According to the Daily Nation newspaper, the EAK said it would launch a campaign to obtain three million signatures to block the government from enforcing the proposals.

"Registration of churches was stopped since 2014. We believe this is meant to stop evangelism and growth of the church since other societies are being registered freely," said EAK chairman Bishop Mark Kariuki. He warned that the move would be an election issue next year, saying: "2017 is very close and we will not hesitate to use those [voter] cards."

He said: "The church in Kenya is under attack... yes, it is under persecution. But do you know why we are under attack? It's because we remained quiet for a long time and we upheld the teachings that if one slaps you on one cheek you should give him the other cheek.
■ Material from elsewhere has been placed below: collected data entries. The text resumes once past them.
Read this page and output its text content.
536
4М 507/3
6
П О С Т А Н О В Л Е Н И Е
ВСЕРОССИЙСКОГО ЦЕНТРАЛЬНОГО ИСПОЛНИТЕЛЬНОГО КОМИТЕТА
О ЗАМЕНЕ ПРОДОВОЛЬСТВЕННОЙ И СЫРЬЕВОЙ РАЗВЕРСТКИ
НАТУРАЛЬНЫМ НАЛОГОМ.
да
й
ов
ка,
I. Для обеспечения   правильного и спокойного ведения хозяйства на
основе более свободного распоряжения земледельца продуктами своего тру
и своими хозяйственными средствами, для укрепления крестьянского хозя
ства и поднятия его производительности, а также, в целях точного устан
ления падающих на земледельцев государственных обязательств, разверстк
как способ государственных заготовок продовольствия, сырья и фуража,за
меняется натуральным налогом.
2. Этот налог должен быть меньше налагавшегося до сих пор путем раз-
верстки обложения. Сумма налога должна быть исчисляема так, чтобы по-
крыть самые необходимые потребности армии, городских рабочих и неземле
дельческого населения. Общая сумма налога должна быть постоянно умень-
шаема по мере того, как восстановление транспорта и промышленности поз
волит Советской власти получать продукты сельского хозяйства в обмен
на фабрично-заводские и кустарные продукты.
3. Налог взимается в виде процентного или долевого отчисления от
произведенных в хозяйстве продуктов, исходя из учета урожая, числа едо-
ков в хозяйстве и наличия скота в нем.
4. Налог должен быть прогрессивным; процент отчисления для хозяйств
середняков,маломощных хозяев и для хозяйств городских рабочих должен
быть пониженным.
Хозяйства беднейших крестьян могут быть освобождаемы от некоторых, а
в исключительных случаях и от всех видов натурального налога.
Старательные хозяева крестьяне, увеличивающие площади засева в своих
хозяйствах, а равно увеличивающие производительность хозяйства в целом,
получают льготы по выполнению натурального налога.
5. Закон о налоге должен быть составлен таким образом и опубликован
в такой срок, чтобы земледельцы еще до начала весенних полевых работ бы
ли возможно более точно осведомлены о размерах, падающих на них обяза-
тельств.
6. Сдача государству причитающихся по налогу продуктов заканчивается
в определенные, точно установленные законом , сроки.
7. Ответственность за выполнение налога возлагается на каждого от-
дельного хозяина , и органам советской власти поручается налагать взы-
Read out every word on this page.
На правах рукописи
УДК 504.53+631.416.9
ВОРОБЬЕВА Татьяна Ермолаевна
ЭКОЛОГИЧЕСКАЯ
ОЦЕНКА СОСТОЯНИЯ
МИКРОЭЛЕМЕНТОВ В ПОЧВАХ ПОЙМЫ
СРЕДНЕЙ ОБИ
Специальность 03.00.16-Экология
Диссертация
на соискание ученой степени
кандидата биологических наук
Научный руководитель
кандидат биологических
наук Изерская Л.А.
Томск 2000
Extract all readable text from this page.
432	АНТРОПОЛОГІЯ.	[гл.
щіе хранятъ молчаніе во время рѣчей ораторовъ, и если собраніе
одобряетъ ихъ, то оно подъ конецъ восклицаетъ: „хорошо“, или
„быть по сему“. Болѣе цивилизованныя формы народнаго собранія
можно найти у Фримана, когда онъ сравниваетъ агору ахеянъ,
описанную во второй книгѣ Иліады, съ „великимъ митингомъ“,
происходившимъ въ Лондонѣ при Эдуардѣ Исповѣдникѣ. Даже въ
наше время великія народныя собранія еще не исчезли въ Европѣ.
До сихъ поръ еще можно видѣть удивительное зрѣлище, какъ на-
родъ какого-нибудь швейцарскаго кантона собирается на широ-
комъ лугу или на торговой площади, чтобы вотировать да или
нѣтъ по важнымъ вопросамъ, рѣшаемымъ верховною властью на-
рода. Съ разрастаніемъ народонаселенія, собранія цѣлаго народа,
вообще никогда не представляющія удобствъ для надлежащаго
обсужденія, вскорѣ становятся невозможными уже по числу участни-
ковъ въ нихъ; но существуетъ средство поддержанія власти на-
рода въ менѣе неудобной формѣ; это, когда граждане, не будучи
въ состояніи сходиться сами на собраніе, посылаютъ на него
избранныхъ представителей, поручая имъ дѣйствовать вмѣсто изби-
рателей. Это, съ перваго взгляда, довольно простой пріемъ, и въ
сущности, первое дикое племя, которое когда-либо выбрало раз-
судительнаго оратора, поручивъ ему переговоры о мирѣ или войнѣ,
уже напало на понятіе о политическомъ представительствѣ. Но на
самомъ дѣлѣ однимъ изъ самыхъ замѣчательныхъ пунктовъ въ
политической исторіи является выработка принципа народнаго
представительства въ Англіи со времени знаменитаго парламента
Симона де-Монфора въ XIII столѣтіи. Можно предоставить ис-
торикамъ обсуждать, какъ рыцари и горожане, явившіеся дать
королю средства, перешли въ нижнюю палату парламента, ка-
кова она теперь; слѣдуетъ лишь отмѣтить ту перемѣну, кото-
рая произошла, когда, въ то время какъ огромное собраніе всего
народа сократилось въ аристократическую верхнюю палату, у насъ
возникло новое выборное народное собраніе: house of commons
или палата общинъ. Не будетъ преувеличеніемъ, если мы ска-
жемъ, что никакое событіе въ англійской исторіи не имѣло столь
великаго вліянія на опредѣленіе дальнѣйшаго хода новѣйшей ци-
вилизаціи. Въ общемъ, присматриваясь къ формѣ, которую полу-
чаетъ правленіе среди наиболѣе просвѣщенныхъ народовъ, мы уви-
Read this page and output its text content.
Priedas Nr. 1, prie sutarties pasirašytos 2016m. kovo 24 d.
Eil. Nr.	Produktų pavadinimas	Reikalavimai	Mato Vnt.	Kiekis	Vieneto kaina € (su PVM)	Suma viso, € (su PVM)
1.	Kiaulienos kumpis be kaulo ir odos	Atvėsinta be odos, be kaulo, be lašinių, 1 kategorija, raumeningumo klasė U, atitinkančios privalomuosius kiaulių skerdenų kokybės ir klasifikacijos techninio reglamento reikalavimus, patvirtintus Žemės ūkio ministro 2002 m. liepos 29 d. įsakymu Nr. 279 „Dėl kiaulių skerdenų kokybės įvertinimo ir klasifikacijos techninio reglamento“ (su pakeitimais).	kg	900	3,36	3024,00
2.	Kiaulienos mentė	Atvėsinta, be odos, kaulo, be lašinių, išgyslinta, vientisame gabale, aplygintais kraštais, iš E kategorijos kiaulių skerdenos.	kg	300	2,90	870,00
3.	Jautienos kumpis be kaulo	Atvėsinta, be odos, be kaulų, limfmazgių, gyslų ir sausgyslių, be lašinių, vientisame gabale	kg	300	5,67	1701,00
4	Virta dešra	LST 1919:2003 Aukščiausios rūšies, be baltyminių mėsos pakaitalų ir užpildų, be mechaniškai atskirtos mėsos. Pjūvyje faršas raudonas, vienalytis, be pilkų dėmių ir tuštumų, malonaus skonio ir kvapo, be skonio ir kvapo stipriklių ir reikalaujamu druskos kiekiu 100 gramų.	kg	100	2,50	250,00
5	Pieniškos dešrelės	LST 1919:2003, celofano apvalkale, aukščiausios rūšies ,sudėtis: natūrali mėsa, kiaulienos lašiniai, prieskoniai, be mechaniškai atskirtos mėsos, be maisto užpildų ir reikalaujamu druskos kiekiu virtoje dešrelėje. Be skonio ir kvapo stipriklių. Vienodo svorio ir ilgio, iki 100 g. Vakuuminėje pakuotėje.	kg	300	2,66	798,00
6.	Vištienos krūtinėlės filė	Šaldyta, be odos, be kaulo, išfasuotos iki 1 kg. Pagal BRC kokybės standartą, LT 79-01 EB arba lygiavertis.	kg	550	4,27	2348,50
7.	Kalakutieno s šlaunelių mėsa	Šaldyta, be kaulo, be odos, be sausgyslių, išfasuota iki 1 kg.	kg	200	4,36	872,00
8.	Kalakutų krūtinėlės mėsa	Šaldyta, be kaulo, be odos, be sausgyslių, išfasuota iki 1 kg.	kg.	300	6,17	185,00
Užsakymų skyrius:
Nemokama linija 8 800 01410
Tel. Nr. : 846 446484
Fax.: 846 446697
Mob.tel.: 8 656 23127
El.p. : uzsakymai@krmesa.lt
"Now we have been slapped on both sides. We now have to stand up and say nobody spoke about the third slap!"

The EAK claims evangelicals in Kenya number around 10 million in about 38,000 congregations, or 32 per cent of the population.

According to The Standard newspaper, the Supreme Council of Kenya Muslims said the proposals could violate "freedom of worship and amount to a clampdown on religious institutions".

In a letter to President Kenyatta from the Chairman of the Kenya Conference of Catholic Bishops, the Rt Rev Philip Anyolo and a number of senior Catholic clerics said the new rules would have negative impact on evangelisation and were unconstitutional.

"The Constitution draws a very clear line between the State and religion, while the same law is also explicitly clear on the freedom of worship," they said, adding: "Is this not, therefore, a clear violation of the Constitution?"

The letter also said: "The Catholic Church is a people of God. As such, the state cannot purport to audit the faith of the people of God."